Dalam pola ini agama mengakomodasi budaya sebagai media menyampaikan nilai agama kepada masyarakat. Contoh, wayang kulit, lagu reliji, nasyid, qashidah dll. Di dalam budaya musik dan wayang agama menjadi ruh, budaya menjadi ruang yang diisi ruh agama. Budaya menjadi landasan yang melembutkan agama masuk dalam kehidupan masyarakat. Agama berendam dalam lumpur budaya. Agama menjadi lebih bermakna dan tidak kaku ketika menjadikan budaya sebagai media berinteraksi dengan masyarakat.Integrasi agama dan budaya menjadi corak peradaban bangsa. Negara Pancasila mampu membangun sebuah falsafah dan cara pandang bangsa tentang masyarakat yang relijius dan berbudaya. Sebuah bangsa yang mampu mengintegrasikan nilai-nilai agama dalam kebudayaan nusantara. Karena itulah, corak agama yang masuk ke nusantara menampilkan sebuah ekspresi keagamaan yang khas bumi nusantara. Agama dan budaya menjadi pondasi bagi pembentukan karakter peradaban bangsa. jalandamai.org
Maka di era globalisasi-disrupsi dimana sukar dibendung arus informasi dan media yang disitu tercakup budaya luar yang merusak, maka ajaran trisakti Soekarno menemukan pembenarannya, yaitu mandiri dalam bidang politik, ekonomi dan budaya. Jika kita menjadikan budaya sebagai infrastruktur agama, maka tidak perlu terjadi gegar budaya. Kita punya budaya artinya kita punya identitas yang melekat di diri kita demi mempertahankan identitas dan membentuk karakter budaya bangsa. Karena budaya adalah kiblat berkebangsaan, jati diri bangsa diserap dari situ.
Agama bukan kedok, tapi nilai
Pada titik inilah, sangat tidak bijak apabila membenturkan agama dan budaya. Baik agama maupun budaya telah menjadi bahan pokok dari racikan pembentukan karakter bangsa. Agama menjadi semakin lestari di bumi nusantara karena mampu merawat budaya. Dan budaya semakin beradab dengan masuknya nilai-nilai agama.

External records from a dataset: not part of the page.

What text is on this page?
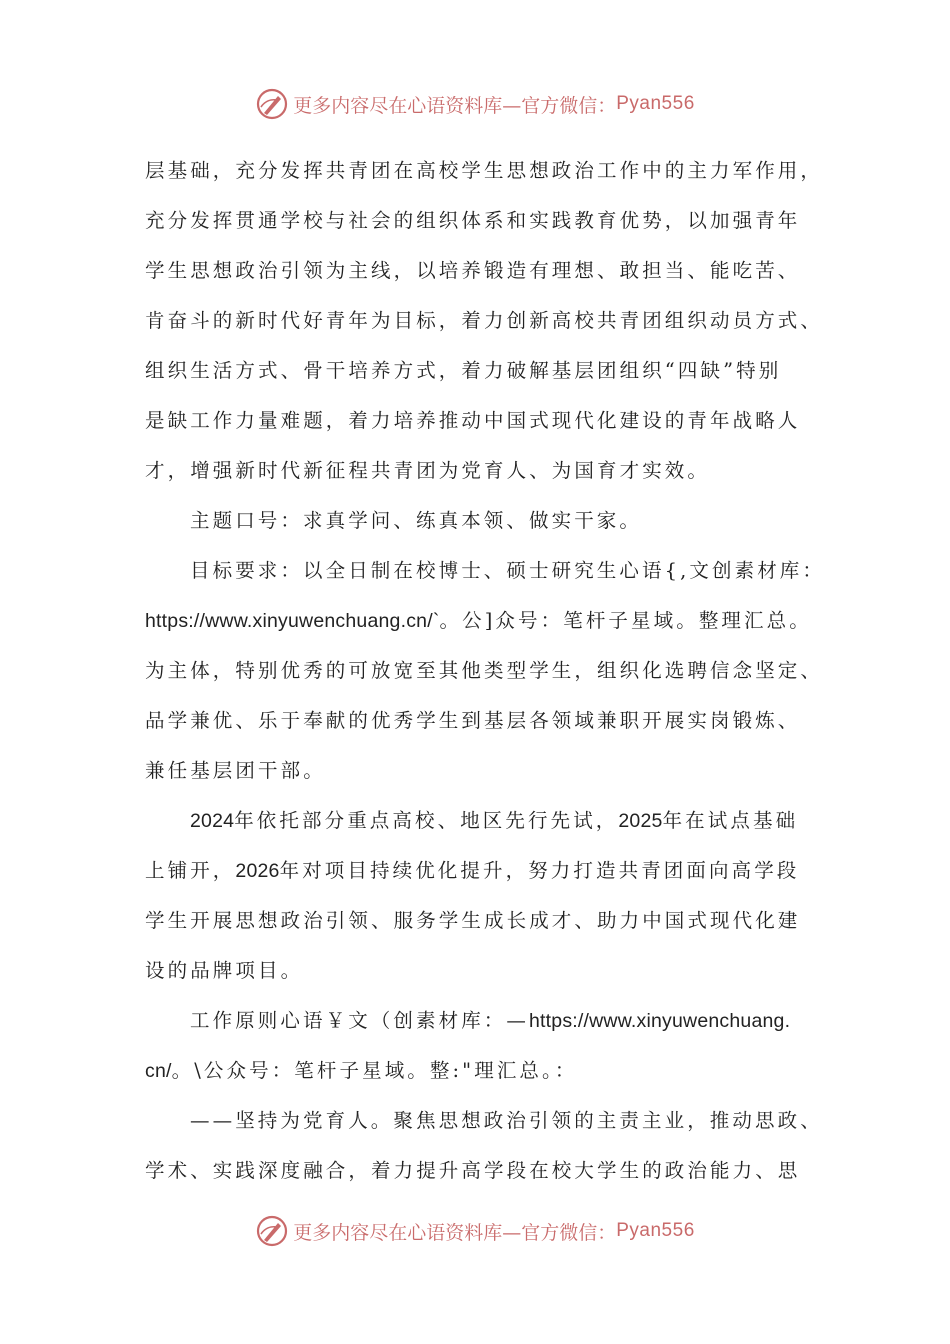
更多内容尽在心语资料库—官方微信： Pyan556
层基础，充分发挥共青团在高校学生思想政治工作中的主力军作用，
充分发挥贯通学校与社会的组织体系和实践教育优势，以加强青年
学生思想政治引领为主线，以培养锻造有理想、敢担当、能吃苦、
肯奋斗的新时代好青年为目标，着力创新高校共青团组织动员方式、
组织生活方式、骨干培养方式，着力破解基层团组织“四缺”特别
是缺工作力量难题，着力培养推动中国式现代化建设的青年战略人
才，增强新时代新征程共青团为党育人、为国育才实效。
主题口号：求真学问、练真本领、做实干家。
目标要求：以全日制在校博士、硕士研究生心语{,文创素材库：
https://www.xinyuwenchuang.cn/`。公]众号：笔杆子星域。整理汇总。
为主体，特别优秀的可放宽至其他类型学生，组织化选聘信念坚定、
品学兼优、乐于奉献的优秀学生到基层各领域兼职开展实岗锻炼、
兼任基层团干部。
2024年依托部分重点高校、地区先行先试，2025年在试点基础
上铺开，2026年对项目持续优化提升，努力打造共青团面向高学段
学生开展思想政治引领、服务学生成长成才、助力中国式现代化建
设的品牌项目。
工作原则心语￥文（创素材库：—https://www.xinyuwenchuang.
cn/。\公众号：笔杆子星域。整:"理汇总。：
——坚持为党育人。聚焦思想政治引领的主责主业，推动思政、
学术、实践深度融合，着力提升高学段在校大学生的政治能力、思
更多内容尽在心语资料库—官方微信： Pyan556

Karena agama itu ruh, dan budaya itu ruang, maka tidak perlu terjadi benturan antara agama dan budaya. Beribadah dengan memakai batik dan baju koko yang budaya/pakaian nusantara, lebih bermartabat berbudaya ketimbang berdemo memakai gamis yang notabene budaya/pakaian arab.
mereka yang berdemo menggunakan atribut budaya itu untuk alasan politik bukan untuk ibadah. Kalau tujuan mereka untuk ibadah, harusnya kan gamis digunakan buat shalat, bukan untuk demo. Jadi jelaslah agama itu cuma dijadikan kedok untuk mengagitasi masa, karena agama adalah alat yang kuat untuk memancing sentimen dan fanatisme sara. Padahal di luar persaudaraan agama, ada persaudaraan sebangsa, dan sesama manusia.